THE last time Hamilton came up against a promotion rival the result seemed to suggest an impending death of their title challenge.
SCORERS: Hamilton - Scotland 4, MacKinnon 74, Longridge 90; Falkirk - Beck 71
Five weeks later, this deserved 3-1 win over Falkirk extends their unbeaten run to five games and they remained tied with Dundee at the top of the Championship table.
Jason Scotland’s early goal set them on their way and the only disappointing aspect of a comfortable first-half performance was that they didn’t double the advantage. That wastefulness briefly looked like coming back to haunt them when Mark Beck headed Falkirk back on level terms, but the hosts were back in front soon after through Darian MacKinnon before Louis Longridge made sure of the points in injury time.

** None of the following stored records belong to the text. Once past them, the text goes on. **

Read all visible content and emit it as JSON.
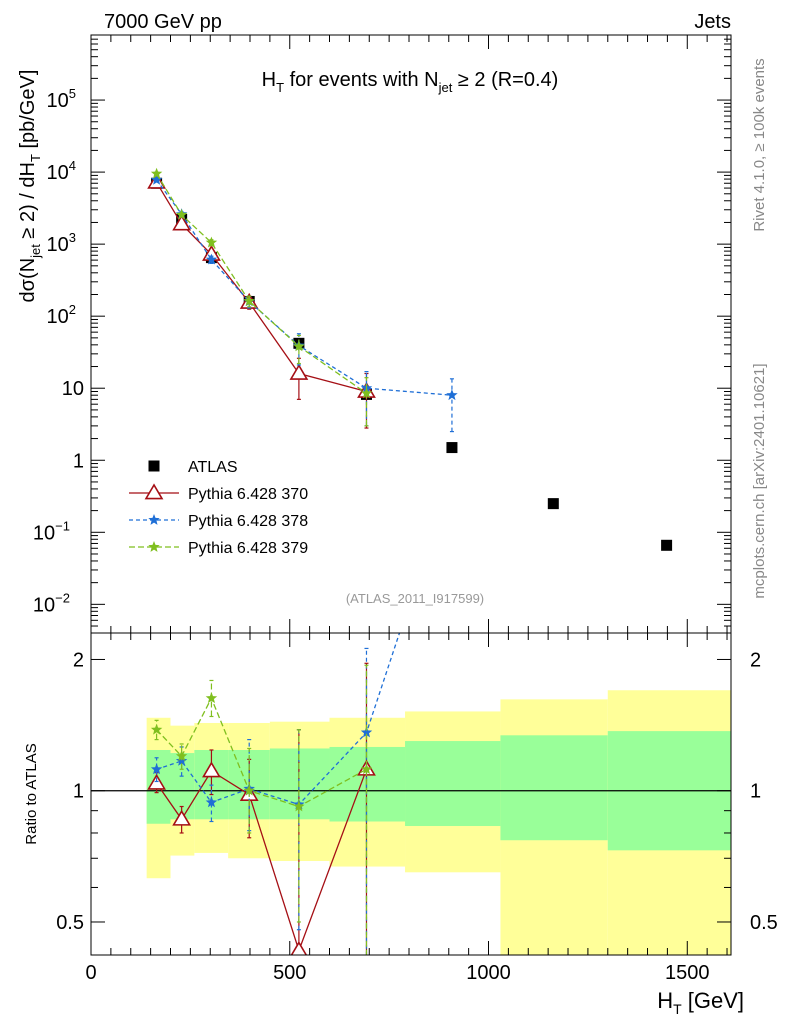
{
  "header": {
    "left": "7000 GeV pp",
    "right": "Jets",
    "side_top": "Rivet 4.1.0, ≥ 100k events",
    "side_bottom": "mcplots.cern.ch [arXiv:2401.10621]",
    "analysis_id": "(ATLAS_2011_I917599)"
  },
  "chart_data": [
    {
      "type": "line",
      "panel": "main",
      "title": "H_T for events with N_jet ≥ 2 (R=0.4)",
      "title_parts": {
        "h": "H",
        "h_sub": "T",
        "mid": " for events with N",
        "n_sub": "jet",
        "tail": " ≥ 2 (R=0.4)"
      },
      "xlabel": "H_T [GeV]",
      "ylabel": "dσ(N_jet ≥ 2) / dH_T [pb/GeV]",
      "ylabel_parts": {
        "a": "dσ(N",
        "a_sub": "jet",
        "b": " ≥ 2) / dH",
        "b_sub": "T",
        "c": " [pb/GeV]"
      },
      "xlim": [
        0,
        1610
      ],
      "ylim": [
        0.004,
        800000
      ],
      "yscale": "log",
      "xticks": [
        0,
        500,
        1000,
        1500
      ],
      "xtick_labels": [
        "0",
        "500",
        "1000",
        "1500"
      ],
      "yticks": [
        0.01,
        0.1,
        1,
        10,
        100,
        1000,
        10000,
        100000
      ],
      "ytick_labels": [
        {
          "base": "10",
          "exp": "−2"
        },
        {
          "base": "10",
          "exp": "−1"
        },
        {
          "base": "1",
          "exp": ""
        },
        {
          "base": "10",
          "exp": ""
        },
        {
          "base": "10",
          "exp": "2"
        },
        {
          "base": "10",
          "exp": "3"
        },
        {
          "base": "10",
          "exp": "4"
        },
        {
          "base": "10",
          "exp": "5"
        }
      ],
      "series": [
        {
          "name": "ATLAS",
          "color": "#000000",
          "marker": "square",
          "points": [
            {
              "x": 165,
              "y": 7000
            },
            {
              "x": 228,
              "y": 2200
            },
            {
              "x": 303,
              "y": 650
            },
            {
              "x": 398,
              "y": 160
            },
            {
              "x": 523,
              "y": 42
            },
            {
              "x": 693,
              "y": 8.2
            },
            {
              "x": 908,
              "y": 1.5
            },
            {
              "x": 1163,
              "y": 0.25
            },
            {
              "x": 1448,
              "y": 0.066
            }
          ]
        },
        {
          "name": "Pythia 6.428 370",
          "color": "#a50f15",
          "marker": "triangle-open",
          "dash": "",
          "points": [
            {
              "x": 165,
              "y": 7200,
              "lo": 6800,
              "hi": 7600
            },
            {
              "x": 228,
              "y": 1900,
              "lo": 1780,
              "hi": 2020
            },
            {
              "x": 303,
              "y": 720,
              "lo": 640,
              "hi": 800
            },
            {
              "x": 398,
              "y": 155,
              "lo": 125,
              "hi": 185
            },
            {
              "x": 523,
              "y": 16,
              "lo": 7,
              "hi": 26
            },
            {
              "x": 693,
              "y": 9,
              "lo": 2.8,
              "hi": 16
            }
          ]
        },
        {
          "name": "Pythia 6.428 378",
          "color": "#1f6fd6",
          "marker": "star",
          "dash": "4,3",
          "points": [
            {
              "x": 165,
              "y": 7800,
              "lo": 7300,
              "hi": 8300
            },
            {
              "x": 228,
              "y": 2600,
              "lo": 2400,
              "hi": 2800
            },
            {
              "x": 303,
              "y": 610,
              "lo": 540,
              "hi": 680
            },
            {
              "x": 398,
              "y": 160,
              "lo": 130,
              "hi": 190
            },
            {
              "x": 523,
              "y": 39,
              "lo": 21,
              "hi": 57
            },
            {
              "x": 693,
              "y": 10,
              "lo": 3,
              "hi": 17
            },
            {
              "x": 908,
              "y": 8,
              "lo": 2.5,
              "hi": 13.5
            }
          ]
        },
        {
          "name": "Pythia 6.428 379",
          "color": "#7fbf1f",
          "marker": "star",
          "dash": "6,3",
          "points": [
            {
              "x": 165,
              "y": 9500,
              "lo": 9000,
              "hi": 10000
            },
            {
              "x": 228,
              "y": 2550,
              "lo": 2400,
              "hi": 2700
            },
            {
              "x": 303,
              "y": 1050,
              "lo": 950,
              "hi": 1150
            },
            {
              "x": 398,
              "y": 162,
              "lo": 135,
              "hi": 190
            },
            {
              "x": 523,
              "y": 38,
              "lo": 22,
              "hi": 54
            },
            {
              "x": 693,
              "y": 8.5,
              "lo": 3,
              "hi": 14
            }
          ]
        }
      ],
      "legend": {
        "position": "left-middle"
      }
    },
    {
      "type": "line",
      "panel": "ratio",
      "ylabel": "Ratio to ATLAS",
      "xlim": [
        0,
        1610
      ],
      "ylim": [
        0.42,
        2.3
      ],
      "yscale": "log",
      "yticks": [
        0.5,
        1,
        2
      ],
      "ytick_labels": [
        "0.5",
        "1",
        "2"
      ],
      "reference_line": 1,
      "bands": [
        {
          "x0": 140,
          "x1": 200,
          "green": [
            0.84,
            1.24
          ],
          "yellow": [
            0.63,
            1.47
          ]
        },
        {
          "x0": 200,
          "x1": 260,
          "green": [
            0.86,
            1.22
          ],
          "yellow": [
            0.71,
            1.41
          ]
        },
        {
          "x0": 260,
          "x1": 345,
          "green": [
            0.86,
            1.24
          ],
          "yellow": [
            0.72,
            1.43
          ]
        },
        {
          "x0": 345,
          "x1": 450,
          "green": [
            0.86,
            1.24
          ],
          "yellow": [
            0.7,
            1.43
          ]
        },
        {
          "x0": 450,
          "x1": 600,
          "green": [
            0.86,
            1.25
          ],
          "yellow": [
            0.69,
            1.44
          ]
        },
        {
          "x0": 600,
          "x1": 790,
          "green": [
            0.85,
            1.26
          ],
          "yellow": [
            0.67,
            1.47
          ]
        },
        {
          "x0": 790,
          "x1": 1030,
          "green": [
            0.83,
            1.3
          ],
          "yellow": [
            0.65,
            1.52
          ]
        },
        {
          "x0": 1030,
          "x1": 1300,
          "green": [
            0.77,
            1.34
          ],
          "yellow": [
            0.38,
            1.62
          ]
        },
        {
          "x0": 1300,
          "x1": 1610,
          "green": [
            0.73,
            1.37
          ],
          "yellow": [
            0.3,
            1.7
          ]
        }
      ],
      "series": [
        {
          "name": "Pythia 6.428 370",
          "color": "#a50f15",
          "marker": "triangle-open",
          "dash": "",
          "points": [
            {
              "x": 165,
              "y": 1.04,
              "lo": 0.99,
              "hi": 1.1
            },
            {
              "x": 228,
              "y": 0.86,
              "lo": 0.8,
              "hi": 0.92
            },
            {
              "x": 303,
              "y": 1.11,
              "lo": 0.98,
              "hi": 1.24
            },
            {
              "x": 398,
              "y": 0.98,
              "lo": 0.78,
              "hi": 1.18
            },
            {
              "x": 523,
              "y": 0.43,
              "lo": 0.3,
              "hi": 1.38
            },
            {
              "x": 693,
              "y": 1.12,
              "lo": 0.3,
              "hi": 1.96
            }
          ]
        },
        {
          "name": "Pythia 6.428 378",
          "color": "#1f6fd6",
          "marker": "star",
          "dash": "4,3",
          "points": [
            {
              "x": 165,
              "y": 1.12,
              "lo": 1.05,
              "hi": 1.19
            },
            {
              "x": 228,
              "y": 1.17,
              "lo": 1.08,
              "hi": 1.26
            },
            {
              "x": 303,
              "y": 0.94,
              "lo": 0.85,
              "hi": 1.03
            },
            {
              "x": 398,
              "y": 1.01,
              "lo": 0.81,
              "hi": 1.31
            },
            {
              "x": 523,
              "y": 0.93,
              "lo": 0.48,
              "hi": 1.38
            },
            {
              "x": 693,
              "y": 1.36,
              "lo": 0.3,
              "hi": 2.12
            },
            {
              "x": 908,
              "y": 5.3
            }
          ]
        },
        {
          "name": "Pythia 6.428 379",
          "color": "#7fbf1f",
          "marker": "star",
          "dash": "6,3",
          "points": [
            {
              "x": 165,
              "y": 1.38,
              "lo": 1.31,
              "hi": 1.45
            },
            {
              "x": 228,
              "y": 1.2,
              "lo": 1.12,
              "hi": 1.28
            },
            {
              "x": 303,
              "y": 1.63,
              "lo": 1.48,
              "hi": 1.79
            },
            {
              "x": 398,
              "y": 1.0,
              "lo": 0.8,
              "hi": 1.25
            },
            {
              "x": 523,
              "y": 0.92,
              "lo": 0.5,
              "hi": 1.38
            },
            {
              "x": 693,
              "y": 1.12,
              "lo": 0.3,
              "hi": 1.94
            }
          ]
        }
      ]
    }
  ]
}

Manager Alex Neil was delighted to see his players rise to the challenge in a way they didn’t in a dismal 1-0 defeat at Dens Park in February.

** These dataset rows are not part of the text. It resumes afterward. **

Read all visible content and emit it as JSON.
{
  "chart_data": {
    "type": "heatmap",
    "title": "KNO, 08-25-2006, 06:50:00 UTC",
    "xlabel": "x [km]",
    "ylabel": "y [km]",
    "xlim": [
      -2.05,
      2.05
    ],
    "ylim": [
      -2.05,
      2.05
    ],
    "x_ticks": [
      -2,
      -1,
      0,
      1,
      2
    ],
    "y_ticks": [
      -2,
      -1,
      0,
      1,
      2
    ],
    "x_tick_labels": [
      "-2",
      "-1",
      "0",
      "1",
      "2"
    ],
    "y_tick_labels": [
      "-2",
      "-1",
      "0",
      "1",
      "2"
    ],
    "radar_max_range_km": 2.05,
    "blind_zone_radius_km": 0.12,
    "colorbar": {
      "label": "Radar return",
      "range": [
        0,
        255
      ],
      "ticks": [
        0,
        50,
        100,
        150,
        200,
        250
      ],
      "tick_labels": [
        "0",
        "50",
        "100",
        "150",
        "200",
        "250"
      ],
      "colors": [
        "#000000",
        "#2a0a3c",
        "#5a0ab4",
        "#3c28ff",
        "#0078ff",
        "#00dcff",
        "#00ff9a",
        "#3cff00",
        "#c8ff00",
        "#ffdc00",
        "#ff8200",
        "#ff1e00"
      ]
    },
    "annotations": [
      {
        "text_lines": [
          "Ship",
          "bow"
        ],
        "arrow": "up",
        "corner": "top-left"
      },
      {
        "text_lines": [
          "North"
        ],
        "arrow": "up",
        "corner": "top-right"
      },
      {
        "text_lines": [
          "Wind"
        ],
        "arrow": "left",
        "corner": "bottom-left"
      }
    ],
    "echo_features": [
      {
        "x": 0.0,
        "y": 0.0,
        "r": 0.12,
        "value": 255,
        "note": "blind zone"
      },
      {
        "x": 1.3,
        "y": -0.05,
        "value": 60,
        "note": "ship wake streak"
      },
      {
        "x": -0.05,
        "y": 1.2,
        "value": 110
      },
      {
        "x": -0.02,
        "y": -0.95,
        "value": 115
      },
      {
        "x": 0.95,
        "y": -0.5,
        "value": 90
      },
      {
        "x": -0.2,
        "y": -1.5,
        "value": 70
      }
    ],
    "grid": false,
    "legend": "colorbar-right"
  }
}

“Before the match we reminded the players of the match with Dundee,” revealed Neil. “We came up a bit short and really didn’t do ourselves justice. We were really disappointed with that. So I said to the players today that this game was even bigger because of the stage we are at in the season. You need to win these big games and I’m delighted to get the three points. I thought we were worthy winners.”
A big reason for Accies’ revival has been the form of January signing Scotland, with “big” being the operative word. The veteran striker demonstrates incredible strength and balance at this level and is almost never shrugged off the ball by a opposing defender, using those attributes to win the home side an early corner from which he would score. The Trinidadian eased Jonathan Flynn off the ball before getting himself into the penalty area for the resultant set-piece and being in the right place to divert Martin Canning’s header into the back of the net.

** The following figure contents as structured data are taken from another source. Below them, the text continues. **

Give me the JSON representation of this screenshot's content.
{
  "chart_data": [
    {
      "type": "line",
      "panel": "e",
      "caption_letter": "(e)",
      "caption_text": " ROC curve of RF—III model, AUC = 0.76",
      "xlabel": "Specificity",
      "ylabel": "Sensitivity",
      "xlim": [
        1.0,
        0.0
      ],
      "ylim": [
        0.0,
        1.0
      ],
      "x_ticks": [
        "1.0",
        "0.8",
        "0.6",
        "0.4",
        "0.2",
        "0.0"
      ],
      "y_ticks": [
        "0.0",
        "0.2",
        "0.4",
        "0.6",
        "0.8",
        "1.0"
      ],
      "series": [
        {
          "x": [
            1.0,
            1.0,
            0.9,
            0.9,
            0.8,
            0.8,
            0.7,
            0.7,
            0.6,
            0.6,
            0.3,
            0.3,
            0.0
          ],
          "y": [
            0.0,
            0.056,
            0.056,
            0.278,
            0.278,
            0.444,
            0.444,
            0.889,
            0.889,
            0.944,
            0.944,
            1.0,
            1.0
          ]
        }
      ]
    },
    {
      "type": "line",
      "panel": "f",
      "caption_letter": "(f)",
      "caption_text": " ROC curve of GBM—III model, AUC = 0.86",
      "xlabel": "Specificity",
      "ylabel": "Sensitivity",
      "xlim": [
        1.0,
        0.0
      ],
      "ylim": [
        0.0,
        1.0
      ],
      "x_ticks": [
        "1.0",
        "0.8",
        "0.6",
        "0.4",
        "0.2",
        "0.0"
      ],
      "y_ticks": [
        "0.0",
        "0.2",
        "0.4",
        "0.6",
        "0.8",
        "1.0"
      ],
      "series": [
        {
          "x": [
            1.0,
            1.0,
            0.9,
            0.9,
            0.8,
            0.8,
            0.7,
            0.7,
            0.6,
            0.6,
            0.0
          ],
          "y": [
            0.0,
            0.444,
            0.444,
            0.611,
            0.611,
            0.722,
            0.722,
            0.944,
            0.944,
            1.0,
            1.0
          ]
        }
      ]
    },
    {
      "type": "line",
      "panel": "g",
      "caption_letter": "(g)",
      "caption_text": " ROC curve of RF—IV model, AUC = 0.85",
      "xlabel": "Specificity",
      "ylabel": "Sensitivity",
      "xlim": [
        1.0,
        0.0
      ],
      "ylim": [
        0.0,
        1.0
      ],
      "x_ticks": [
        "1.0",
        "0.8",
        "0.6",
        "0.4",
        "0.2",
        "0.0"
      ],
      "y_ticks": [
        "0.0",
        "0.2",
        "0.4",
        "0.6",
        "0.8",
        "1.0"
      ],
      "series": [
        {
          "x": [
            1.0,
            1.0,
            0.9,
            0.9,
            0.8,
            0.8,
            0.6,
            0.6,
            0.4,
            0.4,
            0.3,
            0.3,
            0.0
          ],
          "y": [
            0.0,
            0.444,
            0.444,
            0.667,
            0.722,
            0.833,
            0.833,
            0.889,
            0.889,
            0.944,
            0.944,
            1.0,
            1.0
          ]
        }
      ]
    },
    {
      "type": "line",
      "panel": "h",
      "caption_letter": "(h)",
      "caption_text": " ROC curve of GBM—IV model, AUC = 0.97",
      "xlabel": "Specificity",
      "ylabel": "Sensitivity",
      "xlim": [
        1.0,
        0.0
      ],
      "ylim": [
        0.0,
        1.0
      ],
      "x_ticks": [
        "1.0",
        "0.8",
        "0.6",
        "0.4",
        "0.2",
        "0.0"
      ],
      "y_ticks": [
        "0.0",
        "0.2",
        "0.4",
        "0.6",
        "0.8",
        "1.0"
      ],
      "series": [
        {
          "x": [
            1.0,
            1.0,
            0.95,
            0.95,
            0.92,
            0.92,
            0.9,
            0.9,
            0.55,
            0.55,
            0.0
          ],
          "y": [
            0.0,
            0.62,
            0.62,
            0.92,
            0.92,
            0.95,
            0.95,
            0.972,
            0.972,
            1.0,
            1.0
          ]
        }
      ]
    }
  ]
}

The former St Johnstone and Dundee United striker was central to every Hamilton attack in the first half and should have given his side a comfortable advantage just before the break. Ali Crawford fed through James Keatings on the left and the former Celtic striker found Scotland streaking into the box at the back post. He then got caught in two minds over how to dispatch the opportunity and succeeded only in bundling the ball directly out of play.
Falkirk had not threatened in the first half but they gradually managed to pull themselves into it after the break. Twice in the space of four minutes they slung free-kick deliveries into the penalty area and saw Beck rise highest to head towards goal, with one being arrowed straight at the goalkeeper and another drifting over the bar. These were warnings to Hamilton that, despite their superiority, Falkirk were still in with a chance. Warnings the hosts would fail to recognise.
On 71 minutes a quick free-kick by Ollie Durojaiye found Will Vaulks in space on the right and the defender sent in a glorious cross into the penalty area. Once again it was Beck on the end of it and he planted a superb header past Kevin Cuthbert and into the bottom corner.
If Hamilton had failed to recognise an earlier harbinger then the same can be said of Falkirk. Three minutes after equalising they were behind once more, and again the goal came via a corner. MacKinnon managed to have two bites at the cherry in the crowded penalty area before dispatching his shot into the far corner.
“I thought we coped,” said manager Gary Holt, “but it doesn’t matter how well you play or how well they done when two set plays cost you. That’s criminal. They know that, but that’s what you have to accept with a young squad sometimes.”
Forced to take off Rory Loy and Blair Alston, both clearly not at peak fitness, Falkirk never looked like finding that second equaliser. Instead it was Hamilton who found the third goal in stoppage time. Keatings’s drilled shot from the left was well parried by Michael McGovern, but Longridge was on hand to nod the ball into the far corner.